Postoperative delirium is a fluctuating disturbance in attention and consciousness associated with increased postoperative mortality and decreased quality of life that occurs in up to 40 percent of the more than 19 million older Americans who undergo surgery every year. Despite the substantial distress, morbidity and mortality associated with delirium, there are not any FDA-approved drugs to prevent or treat delirium because we know very little about its underlying pathophysiology. One possible mechanism of postoperative delirium is blood-brain barrier (BBB) breakdown, which occurs in older adults after anesthesia/surgery. However, no human studies have actually determined whether increased BBB breakdown is associated with postoperative delirium, nor have we identified treatable risk factors to prevent BBB breakdown or delirium.
One highly prevalent, frequently undiagnosed but treatable disorder in older surgical patients is sleep apnea. Sleep apnea has been associated with increased risk of dementia and Alzheimer’s disease, but it is unknown to what extent sleep apnea is associated with increased BBB breakdown. Thus, the aim of Devinney’s study is to determine the extent that increased BBB breakdown is associated with sleep apnea and postoperative delirium, which will provide insight on mechanisms of sleep apnea-related cognitive dysfunction and postoperative delirium. Overall, the findings from this study are expected to inform efforts to devise novel therapeutic interventions to prevent postoperative delirium and longer-term cognitive dysfunction such as dementia and Alzheimer’s disease in older adults.

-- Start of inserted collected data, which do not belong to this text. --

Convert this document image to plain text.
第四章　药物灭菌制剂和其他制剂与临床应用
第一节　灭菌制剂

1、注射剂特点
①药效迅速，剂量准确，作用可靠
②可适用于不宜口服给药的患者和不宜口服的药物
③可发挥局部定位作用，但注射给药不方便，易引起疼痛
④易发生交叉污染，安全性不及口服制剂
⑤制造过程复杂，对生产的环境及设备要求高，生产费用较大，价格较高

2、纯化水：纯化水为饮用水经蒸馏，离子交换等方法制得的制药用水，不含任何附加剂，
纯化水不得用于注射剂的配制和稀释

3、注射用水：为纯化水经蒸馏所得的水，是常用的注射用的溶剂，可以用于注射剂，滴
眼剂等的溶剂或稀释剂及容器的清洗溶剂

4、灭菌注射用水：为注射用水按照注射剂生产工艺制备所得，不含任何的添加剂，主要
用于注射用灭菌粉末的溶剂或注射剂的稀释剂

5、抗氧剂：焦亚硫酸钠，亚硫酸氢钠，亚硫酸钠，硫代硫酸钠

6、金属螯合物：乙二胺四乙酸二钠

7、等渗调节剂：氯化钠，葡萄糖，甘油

“I really owe the success of this grant to my excellent mentors, research team, and the great institutional support and environment in our department and the Critical Care Medicine Division at Duke,” says Devinney, assistant professor of anesthesiology. “Over the course of my career, my goal is to develop interventions for delirium, because we currently have very few treatment options to prevent or treat delirium in older surgical patients. I am grateful for this R03 GEMSSTAR award, as it will provide crucial support to begin establishing myself as an independent aging and delirium researcher in critical care anesthesiology.”